В ближайшие сто лет здесь ничего не произойдет,
в future simple тебя никто не ждет.
Только внезапно нахлынет красноватая синева вечеров
с повышенным гемоглобином,
и зашевелятся хищные звезды, задвигают клешнями —
настоящие, страшные звезды,
а не мелкое городское зверье в намордниках смога.
И луна привинчена ржавыми болтами к небесам на века;,
как баскетбольное кольцо,
и филин летит слишком низко — не достать трёхочковым броском.
Парочка поедает друг дружку под темным окном;
кожа плотной девицы с толстой косой
покрыта лунной пылью — со вкусом плохо смытого мыла;
поцелуи грубы и жадны, сладки и приторны, как рахат-лукум.
Вокруг разлито такое опьяняющее постоянство,
что ты не отличаешь дня от ночи.
И днем весь ландшафт, куда ни глянь,
голубой газовый шарф с запутавшимся воробьем;
коза улеглась на старой будке,
петух важно бродит по двору с хлястиком мозга наружу.
А по ночам упрямый мотылек
бьется головой об освещенное стекло,
как буйнопомешанный ангел в мотоциклетном шлеме
о стену.
Здесь революционеры впадают в спячку, как лягушки.
Здесь не имеет смысла откладывать с получки
на путевку в Египет.
Здесь все живет согласно теореме Еремы,
здесь все поддернуто дремой.
И пьянят по вечерам крепкие, как спирт, рулады сверчков;
хочешь — грильяж созвездий погрызи,
а на рассвете грубые домики примеряют дожди,
как самки гоблинов — ожерелья…
Мечты не сбылись? Ну и что?!
Ангелы на мотоциклах умчались без вас,
бросили с рюкзаками на проселочной дороге?
Жар-птицы разменялись на зажигалки?
Так не грусти, златоуст.
Ты — нарисованный человечек на школьной доске,
и тебя медленно стирают снизу вверх,
сейчас виден один бюст,
и уже растворяется локоть под губкой во влаге.
Жизнь не идет, а прыгает, как Царевна-лягушка,
со стрелой в толстых губах,
по-песьи тащит апорт, и вершины не взяты.
И тишина все так же неприступна, и приступ взросления длится,
спущенные колеса велосипеда шамкают
по теплой пыли, и звезда со звездой все больше молчит.
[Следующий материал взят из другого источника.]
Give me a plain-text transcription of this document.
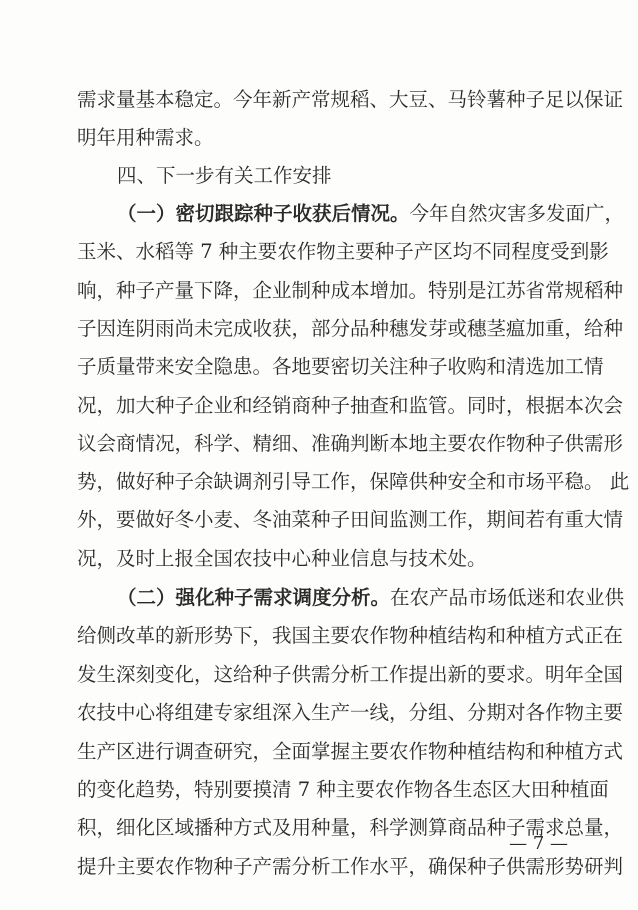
需求量基本稳定。今年新产常规稻、大豆、马铃薯种子足以保证
明年用种需求。
四、下一步有关工作安排
（一）密切跟踪种子收获后情况。今年自然灾害多发面广，
玉米、水稻等 7 种主要农作物主要种子产区均不同程度受到影
响，种子产量下降，企业制种成本增加。特别是江苏省常规稻种
子因连阴雨尚未完成收获，部分品种穗发芽或穗茎瘟加重，给种
子质量带来安全隐患。各地要密切关注种子收购和清选加工情
况，加大种子企业和经销商种子抽查和监管。同时，根据本次会
议会商情况，科学、精细、准确判断本地主要农作物种子供需形
势，做好种子余缺调剂引导工作，保障供种安全和市场平稳。 此
外，要做好冬小麦、冬油菜种子田间监测工作，期间若有重大情
况，及时上报全国农技中心种业信息与技术处。
（二）强化种子需求调度分析。在农产品市场低迷和农业供
给侧改革的新形势下，我国主要农作物种植结构和种植方式正在
发生深刻变化，这给种子供需分析工作提出新的要求。明年全国
农技中心将组建专家组深入生产一线，分组、分期对各作物主要
生产区进行调查研究，全面掌握主要农作物种植结构和种植方式
的变化趋势，特别要摸清 7 种主要农作物各生态区大田种植面
积，细化区域播种方式及用种量，科学测算商品种子需求总量，
提升主要农作物种子产需分析工作水平，确保种子供需形势研判
— 7 —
Жизнь проходит, оттесняя тебя к шумящему краю.
Господь давал помечтать,
посидеть за рулем лимузина-мира,
а затем, как щенка, бросал назад
и вставлял ключ-рассвет в зажигание…
* * *
если честно, не люблю писать —
верлибры, стихи, прозу, —
но люблю одну женщину. однажды Господь
дал подержать ее за талию (бокал с плотью),
обнять, заполнить семенем, мечтами,
галлюцинирующей пустотой,
а потом превратил в вибрирующую, ломкую,
скульптуру из бабочек, щелкнул пальцами — фокл! —
и она разлетелась по миру узорным маревом.
а я только рот раззявил — небритый голодный птенец.
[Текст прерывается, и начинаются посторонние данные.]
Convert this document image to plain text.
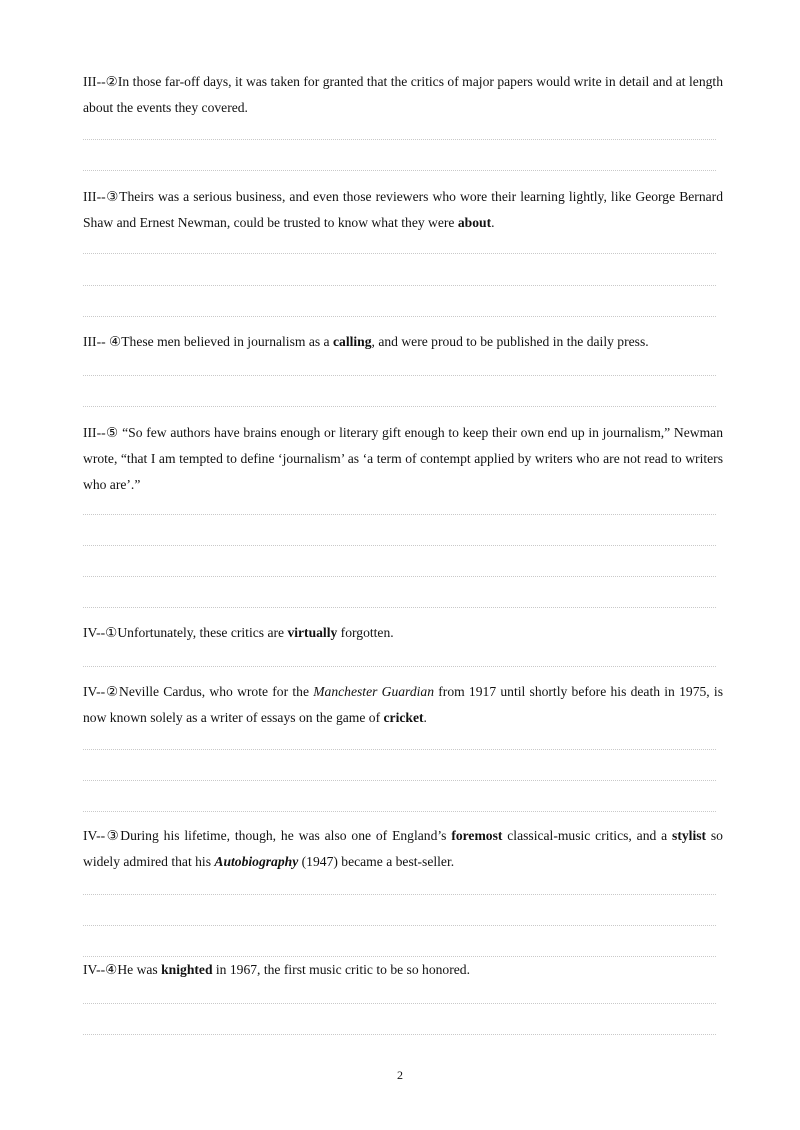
III--②In those far-off days, it was taken for granted that the critics of major papers would write in detail and at length about the events they covered.

III--③Theirs was a serious business, and even those reviewers who wore their learning lightly, like George Bernard Shaw and Ernest Newman, could be trusted to know what they were about.

III-- ④These men believed in journalism as a calling, and were proud to be published in the daily press.

III--⑤ “So few authors have brains enough or literary gift enough to keep their own end up in journalism,” Newman wrote, “that I am tempted to define ‘journalism’ as ‘a term of contempt applied by writers who are not read to writers who are’.”

IV--①Unfortunately, these critics are virtually forgotten.

IV--②Neville Cardus, who wrote for the Manchester Guardian from 1917 until shortly before his death in 1975, is now known solely as a writer of essays on the game of cricket.

IV--③During his lifetime, though, he was also one of England’s foremost classical-music critics, and a stylist so widely admired that his Autobiography (1947) became a best-seller.

IV--④He was knighted in 1967, the first music critic to be so honored.

2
теперь в каждой женщине, с которой я мужчина,
узнаю узоры горячих крыльев.
но эротическая радость узнавания
сменяется разочарованием,
в каждом стихотворении я хочу невыхотимое…
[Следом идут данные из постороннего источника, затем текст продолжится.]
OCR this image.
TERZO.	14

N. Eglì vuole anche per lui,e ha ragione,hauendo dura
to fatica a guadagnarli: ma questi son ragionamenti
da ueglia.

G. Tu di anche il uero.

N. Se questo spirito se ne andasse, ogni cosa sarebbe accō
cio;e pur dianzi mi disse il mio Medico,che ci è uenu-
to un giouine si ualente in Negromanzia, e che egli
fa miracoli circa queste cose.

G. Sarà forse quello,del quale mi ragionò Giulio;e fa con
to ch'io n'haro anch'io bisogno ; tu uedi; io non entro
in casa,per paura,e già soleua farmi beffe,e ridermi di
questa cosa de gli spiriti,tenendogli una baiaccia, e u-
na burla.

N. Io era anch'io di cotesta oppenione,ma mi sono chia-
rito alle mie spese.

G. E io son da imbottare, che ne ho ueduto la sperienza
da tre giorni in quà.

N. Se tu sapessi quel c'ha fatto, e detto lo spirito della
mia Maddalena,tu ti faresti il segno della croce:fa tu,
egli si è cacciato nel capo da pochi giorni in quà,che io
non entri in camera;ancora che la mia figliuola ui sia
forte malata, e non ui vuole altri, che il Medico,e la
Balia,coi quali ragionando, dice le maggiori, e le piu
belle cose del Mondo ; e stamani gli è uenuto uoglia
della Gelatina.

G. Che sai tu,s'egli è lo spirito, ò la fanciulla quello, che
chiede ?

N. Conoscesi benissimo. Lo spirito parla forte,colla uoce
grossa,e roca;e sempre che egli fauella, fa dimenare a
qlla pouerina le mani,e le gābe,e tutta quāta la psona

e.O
если бы я мог с ней остаться сейчас и навсегда,
я бы и слова не написал больше. никогда.
сжег бы все рукописи, а они горят, чадят —
подожженные нефтяные скважины
с черными заваливающимися хвостами…
но не смог раствориться в ее душе и теле —
золотой айфон в желудке пойманной акулы.
застыл лопоухим истуканом,
а вокруг меня порхают — бабочки-в-животах?
нет — она, она, она. но ее у меня нет
и больше никогда не будет.
это шершаво-кошмарное «никогда» — шикарное слово,
точно пиджак из вороньих перьев.
надеваешь его на голое тело ранним утром — и жуть.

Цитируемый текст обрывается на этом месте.